Japan erfreut sich in Deutschland und Europa wachsender Beliebtheit. Dabei weiß kaum jemand um die alten Verbindungen. Über eine erfolgreiche Vergangenheit und hoffnungsvolle Zukunft
Die deutsch-japanischen Beziehungen haben eine lange Geschichte mit Licht und Schatten. Bereits vor der Öffnung Japans Mitte des 19. Jahrhunderts nach der selbst gewählten Isolation berichteten Engelbert Kaempfer (1651–1716) und Philipp Franz von Siebold (1796–1866) durch ihre wissenschaftlichen Schriften über Japan. 1861 wurden durch einen (ungleichen) Handels- und Freundschaftsvertrag zwischen Japan und Deutschland offizielle Beziehungen aufgenommen. Da die Modernisierung in beiden Ländern etwa zur gleichen Zeit begann (Japan 1868, Deutschland 1871), war Deutschland für Japan ein gutes Vergleichsmodell für den westlichen Modernisierungsprozess. Dies führte dazu, dass viele wichtige Bereiche wie Recht, Medizin, Militär und Ingenieurwesen, aber auch viele wissenschaftliche und kulturelle Bereiche wie Philosophie, Literatur, Sprache und Musik stark von Deutschland beeinflusst wurden und zahlreiche Experten aus Deutschland nach Japan eingeladen wurden.
Geistiger Austausch

Nicht nur viele deutsche Experten sind nach Japan gekommen, sondern auch viele Japaner haben in Deutschland studiert und geforscht. In verschiedenen Bereichen der Wissenschaft leisteten japanische Wissenschaftler bemerkenswerte Beiträge wie Kitasato Shibasaburô in der Tetanus-Forschung (1890). Der spätere oberste Militärarzt und bedeutende Schriftsteller Mori Ôgai (1862–1922) forschte in Berlin, Leipzig und München bei Robert Koch unter anderem auf dem Gebiet der Hygiene und fertigte neben dieser Tätigkeit zahlreiche literarische Übersetzungen an (etwa Goethes Faust) und öffnete den Japanern damit einen Zugang zur deutschen Kultur.

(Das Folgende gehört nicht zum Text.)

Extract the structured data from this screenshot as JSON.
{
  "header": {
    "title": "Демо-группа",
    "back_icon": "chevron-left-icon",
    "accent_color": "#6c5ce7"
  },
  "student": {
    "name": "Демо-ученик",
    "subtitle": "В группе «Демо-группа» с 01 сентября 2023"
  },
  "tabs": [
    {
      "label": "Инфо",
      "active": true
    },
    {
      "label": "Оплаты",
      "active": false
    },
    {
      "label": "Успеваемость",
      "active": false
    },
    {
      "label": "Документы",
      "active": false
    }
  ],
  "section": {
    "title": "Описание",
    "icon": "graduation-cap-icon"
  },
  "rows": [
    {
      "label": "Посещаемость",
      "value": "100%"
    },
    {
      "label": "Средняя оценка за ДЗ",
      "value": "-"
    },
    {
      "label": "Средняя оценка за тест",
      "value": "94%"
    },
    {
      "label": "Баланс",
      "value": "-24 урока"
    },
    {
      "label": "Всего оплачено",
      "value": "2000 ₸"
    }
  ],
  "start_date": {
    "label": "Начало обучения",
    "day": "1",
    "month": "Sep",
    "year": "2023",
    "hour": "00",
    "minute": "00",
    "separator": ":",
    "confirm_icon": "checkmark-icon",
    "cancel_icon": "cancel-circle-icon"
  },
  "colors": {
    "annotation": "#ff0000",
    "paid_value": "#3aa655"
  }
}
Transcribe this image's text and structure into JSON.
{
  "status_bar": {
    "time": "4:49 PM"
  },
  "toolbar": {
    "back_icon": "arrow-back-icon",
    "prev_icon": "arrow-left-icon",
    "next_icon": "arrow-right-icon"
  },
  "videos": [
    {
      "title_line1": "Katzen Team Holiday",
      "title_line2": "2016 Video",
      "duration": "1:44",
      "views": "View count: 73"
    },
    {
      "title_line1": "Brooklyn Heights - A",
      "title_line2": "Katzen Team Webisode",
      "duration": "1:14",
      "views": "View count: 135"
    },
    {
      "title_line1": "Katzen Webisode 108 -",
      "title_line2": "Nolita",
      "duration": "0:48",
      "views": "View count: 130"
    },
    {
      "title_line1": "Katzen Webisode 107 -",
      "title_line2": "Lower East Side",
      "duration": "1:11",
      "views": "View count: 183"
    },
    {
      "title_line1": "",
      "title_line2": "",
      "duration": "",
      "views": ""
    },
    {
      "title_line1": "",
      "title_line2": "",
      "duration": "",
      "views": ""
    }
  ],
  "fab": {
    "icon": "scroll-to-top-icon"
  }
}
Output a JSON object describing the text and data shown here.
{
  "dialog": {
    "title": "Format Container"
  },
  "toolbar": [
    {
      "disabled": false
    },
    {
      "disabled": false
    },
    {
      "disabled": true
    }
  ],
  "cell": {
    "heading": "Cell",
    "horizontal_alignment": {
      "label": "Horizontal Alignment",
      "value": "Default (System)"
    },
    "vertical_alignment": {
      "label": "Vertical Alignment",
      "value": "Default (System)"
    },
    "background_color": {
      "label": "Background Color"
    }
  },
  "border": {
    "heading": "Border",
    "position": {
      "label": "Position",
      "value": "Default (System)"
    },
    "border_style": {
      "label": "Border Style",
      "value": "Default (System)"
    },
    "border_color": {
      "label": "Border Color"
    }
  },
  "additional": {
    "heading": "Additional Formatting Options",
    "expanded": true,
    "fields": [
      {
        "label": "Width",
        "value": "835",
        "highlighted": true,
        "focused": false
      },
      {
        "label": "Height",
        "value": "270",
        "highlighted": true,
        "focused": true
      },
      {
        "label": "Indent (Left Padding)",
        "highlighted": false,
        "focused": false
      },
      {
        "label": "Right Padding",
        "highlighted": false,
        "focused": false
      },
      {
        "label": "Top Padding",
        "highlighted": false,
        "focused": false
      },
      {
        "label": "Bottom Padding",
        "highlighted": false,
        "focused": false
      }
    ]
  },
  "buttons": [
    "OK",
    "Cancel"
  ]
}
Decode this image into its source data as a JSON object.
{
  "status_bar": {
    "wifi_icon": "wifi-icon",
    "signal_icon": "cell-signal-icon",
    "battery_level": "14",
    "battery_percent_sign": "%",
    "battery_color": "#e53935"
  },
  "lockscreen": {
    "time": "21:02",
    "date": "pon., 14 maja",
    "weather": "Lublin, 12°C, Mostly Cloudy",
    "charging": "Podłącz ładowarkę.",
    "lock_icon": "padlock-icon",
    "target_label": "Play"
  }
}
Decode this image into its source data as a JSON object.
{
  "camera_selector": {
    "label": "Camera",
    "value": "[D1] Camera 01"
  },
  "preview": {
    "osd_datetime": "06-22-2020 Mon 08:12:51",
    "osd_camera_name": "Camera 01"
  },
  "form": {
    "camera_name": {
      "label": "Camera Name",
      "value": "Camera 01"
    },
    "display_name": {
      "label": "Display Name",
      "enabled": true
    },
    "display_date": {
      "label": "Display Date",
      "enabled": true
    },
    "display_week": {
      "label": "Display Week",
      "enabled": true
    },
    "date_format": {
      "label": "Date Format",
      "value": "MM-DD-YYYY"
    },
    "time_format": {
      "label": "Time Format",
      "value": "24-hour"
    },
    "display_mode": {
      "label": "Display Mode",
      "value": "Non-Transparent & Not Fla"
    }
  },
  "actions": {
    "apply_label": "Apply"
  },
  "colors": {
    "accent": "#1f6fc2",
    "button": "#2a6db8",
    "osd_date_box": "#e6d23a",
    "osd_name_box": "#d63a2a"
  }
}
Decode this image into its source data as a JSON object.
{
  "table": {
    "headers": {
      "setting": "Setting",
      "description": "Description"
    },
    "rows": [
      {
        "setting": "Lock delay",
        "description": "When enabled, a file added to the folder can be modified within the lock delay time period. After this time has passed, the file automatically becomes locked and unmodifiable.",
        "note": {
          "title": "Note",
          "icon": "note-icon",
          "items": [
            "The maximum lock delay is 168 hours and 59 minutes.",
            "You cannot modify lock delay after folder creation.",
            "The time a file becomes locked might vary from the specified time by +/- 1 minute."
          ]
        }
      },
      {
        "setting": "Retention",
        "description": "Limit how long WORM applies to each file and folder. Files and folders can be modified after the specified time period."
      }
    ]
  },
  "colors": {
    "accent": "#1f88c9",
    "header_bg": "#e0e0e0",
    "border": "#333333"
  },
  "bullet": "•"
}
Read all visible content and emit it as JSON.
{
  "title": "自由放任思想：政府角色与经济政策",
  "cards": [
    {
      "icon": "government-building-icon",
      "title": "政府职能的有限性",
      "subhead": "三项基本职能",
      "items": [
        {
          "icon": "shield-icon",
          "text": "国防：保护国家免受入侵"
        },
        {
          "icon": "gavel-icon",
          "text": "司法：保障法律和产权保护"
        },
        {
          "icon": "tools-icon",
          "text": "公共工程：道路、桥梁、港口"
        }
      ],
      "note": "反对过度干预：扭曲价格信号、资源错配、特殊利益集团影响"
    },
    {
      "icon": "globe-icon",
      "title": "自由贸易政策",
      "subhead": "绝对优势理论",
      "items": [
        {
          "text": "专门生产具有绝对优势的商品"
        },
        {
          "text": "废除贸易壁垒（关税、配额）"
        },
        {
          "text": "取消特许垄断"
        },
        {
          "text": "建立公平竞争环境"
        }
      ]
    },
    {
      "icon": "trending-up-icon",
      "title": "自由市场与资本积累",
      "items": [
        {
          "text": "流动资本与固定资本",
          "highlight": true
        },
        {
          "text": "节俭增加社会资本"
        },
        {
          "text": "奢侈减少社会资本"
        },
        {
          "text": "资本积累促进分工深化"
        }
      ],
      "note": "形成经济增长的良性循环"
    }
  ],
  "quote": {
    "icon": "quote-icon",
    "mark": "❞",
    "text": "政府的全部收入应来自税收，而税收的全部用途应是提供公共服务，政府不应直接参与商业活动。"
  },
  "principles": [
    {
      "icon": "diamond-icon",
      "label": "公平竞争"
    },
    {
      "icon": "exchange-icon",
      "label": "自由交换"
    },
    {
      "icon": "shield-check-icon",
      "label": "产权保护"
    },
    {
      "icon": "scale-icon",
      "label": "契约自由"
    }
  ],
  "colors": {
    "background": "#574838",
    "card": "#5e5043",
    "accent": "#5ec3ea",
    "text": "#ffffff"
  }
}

In einer Debatte im Jahr 1886 mit dem Geologen Edmund Naumann, der als Experte lange in Japan war und der einen herabsetzenden Artikel über Japan schrieb und die Japaner vor einer kritiklosen Übernahme der europäischen Zivilisation warnte, rechtfertigte Ôgai die Europäisierung mit dem Hinweis auf die Überlegenheit der europäischen Kultur. Japan gilt als eine Nation, die eine eigene Modernisierung vollzogen hat in Balance zwischen der Verwestlichung und der eigenen Tradition. Und deshalb – so kann man aus heutiger Sicht sagen – gehört Japan zu den ganz wenigen nicht westlichen Ländern, die nie von den Europäern kolonialisiert wurden.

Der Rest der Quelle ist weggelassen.